Five exceptional women scientists from around the world received the 2015 L’ORÉAL-UNESCO Prize in Physical Sciences in an Awards Ceremony which took place on 18 March 2015 at the Grand Amphitheatre of the Sorbonne University (Paris, France). The Awards promote scientific excellence and the contribution of women to science, in particular in Life Sciences and the Physical Sciences, and in the service of advancement of knowledge, its impact on society, and sustainable development. By giving these female researchers increased visibility, the awards show the way for new generations, encouraging young women to follow their example.
Since the launch of the programme, 82 outstanding women researchers have received the L’Oréal-UNESCO For Women in Science Prize, two of whom have gone on to receive the Nobel Prize.
IUPAC congratulates all the Awardees. A special recognition goes this year to Professor Yi Xie, laureate Asia-Pacific, who was, in 2013, one of the Awardees of the IUPAC Distinguished Women in Chemistry or Chemical Engineering.
Asia-Pacific: Professor Yi Xie
Committed to preserving our planet, Prof.Yi Xie has dedicated her life to finding new and intelligent solutions to address the environmental challenge. She has been rewarded for her significant contributions to creating new nanomaterials with promising applications in the conversion of heat or sunlight into electricity. Her work will greatly contribute to lessening pollution and boosting energy efficiency, and will open promising prospects for the future
Europe: Profesor Dame Carol Robinson
A risk-taker, Prof. Robinson has always done things her way: she left school at 16, studied part-time while working, and then took an eight year career break to raise her children before returning to academia. Prof. Dame Carol Robinson has been honored for creating a revolutionary method for studying how proteins function, particularly membrane proteins, and establishing a whole new scientific field: gas phase structural biology. Her pioneering work could have a significant impact on medical research.

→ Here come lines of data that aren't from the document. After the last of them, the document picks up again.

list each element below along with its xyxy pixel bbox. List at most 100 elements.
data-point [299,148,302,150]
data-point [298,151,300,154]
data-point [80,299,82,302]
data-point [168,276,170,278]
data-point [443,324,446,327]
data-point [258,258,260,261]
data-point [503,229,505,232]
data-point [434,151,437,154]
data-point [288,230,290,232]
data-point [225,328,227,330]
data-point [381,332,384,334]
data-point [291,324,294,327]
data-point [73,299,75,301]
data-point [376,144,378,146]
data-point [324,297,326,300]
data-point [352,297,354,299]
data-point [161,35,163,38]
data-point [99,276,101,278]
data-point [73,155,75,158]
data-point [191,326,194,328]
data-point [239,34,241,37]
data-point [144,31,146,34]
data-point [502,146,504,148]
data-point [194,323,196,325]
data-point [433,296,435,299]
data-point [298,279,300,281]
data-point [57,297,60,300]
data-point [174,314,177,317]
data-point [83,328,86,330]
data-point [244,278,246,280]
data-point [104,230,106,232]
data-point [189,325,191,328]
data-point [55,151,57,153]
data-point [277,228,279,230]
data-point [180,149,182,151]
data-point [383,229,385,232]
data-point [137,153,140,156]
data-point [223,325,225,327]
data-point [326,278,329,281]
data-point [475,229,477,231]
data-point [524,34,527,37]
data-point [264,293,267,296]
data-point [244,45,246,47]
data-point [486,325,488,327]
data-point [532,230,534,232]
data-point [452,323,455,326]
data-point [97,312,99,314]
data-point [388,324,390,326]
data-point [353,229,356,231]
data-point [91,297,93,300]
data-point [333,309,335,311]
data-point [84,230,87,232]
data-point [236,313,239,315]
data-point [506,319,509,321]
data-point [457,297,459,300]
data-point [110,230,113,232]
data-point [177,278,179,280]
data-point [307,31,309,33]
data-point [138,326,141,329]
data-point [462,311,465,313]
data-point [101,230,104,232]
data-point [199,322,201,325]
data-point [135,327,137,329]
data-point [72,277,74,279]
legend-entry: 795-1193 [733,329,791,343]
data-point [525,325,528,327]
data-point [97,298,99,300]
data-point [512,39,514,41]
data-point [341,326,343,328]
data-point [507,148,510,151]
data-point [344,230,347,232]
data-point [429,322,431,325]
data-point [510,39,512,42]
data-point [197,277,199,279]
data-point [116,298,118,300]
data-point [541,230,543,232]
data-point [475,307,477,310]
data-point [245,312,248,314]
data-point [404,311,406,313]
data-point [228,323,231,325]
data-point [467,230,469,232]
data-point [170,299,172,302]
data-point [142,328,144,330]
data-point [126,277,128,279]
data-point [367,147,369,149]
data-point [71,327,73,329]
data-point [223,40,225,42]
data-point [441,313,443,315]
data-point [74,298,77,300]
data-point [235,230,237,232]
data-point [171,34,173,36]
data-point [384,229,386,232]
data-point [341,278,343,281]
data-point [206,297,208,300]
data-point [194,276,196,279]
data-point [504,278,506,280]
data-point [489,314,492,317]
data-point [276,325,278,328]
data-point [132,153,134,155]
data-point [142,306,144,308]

Latin America: Professor Thaisa Storchi Bergmann
Passionate and determined, Prof. Bergmann is convinced that education for all is the key to a better world and hopes to contribute to promoting science as a captivating and fun career path through her work. Prof. Thaisa Storchi Bergmann has been honored for her work leading to the understanding of massive black holes, one of the most enigmatic and complex phenomena of the universe: she was the first researcher to discover that matter could escape from black holes.
North America: Professor Molly S. Shoichet
A people person, Prof. Shoichet also participates in special athletic events for people with spinal cord injuries, is actively involved in human rights issues, and has contributed to launching a social media campaign designed to “connect today’s research with tomorrow’s reality.” She has been rewarded for the development of new materials to regenerate damaged nerve tissue and for a new method that can deliver drugs directly to the spinal cord and brain. Her work is putting chemistry at the service of medicine in spectacular new ways.
Africa and the Arab States: Professor Rajaa Cherkaoui El Moursli
Nicknamed «research activist», Prof. El Moursli dedicates much of her time to raising the level of scientific research in her country, and has been instrumental in improving Moroccan healthcare by creating the 1st master’s degree in medical physics. Prof. Rajaâ Cherkaoui El Moursli has been honored for her key contribution to one of the greatest discoveries in physics: proof of the existence of the Higgs Boson, the particle responsible for the creation of mass in the universe.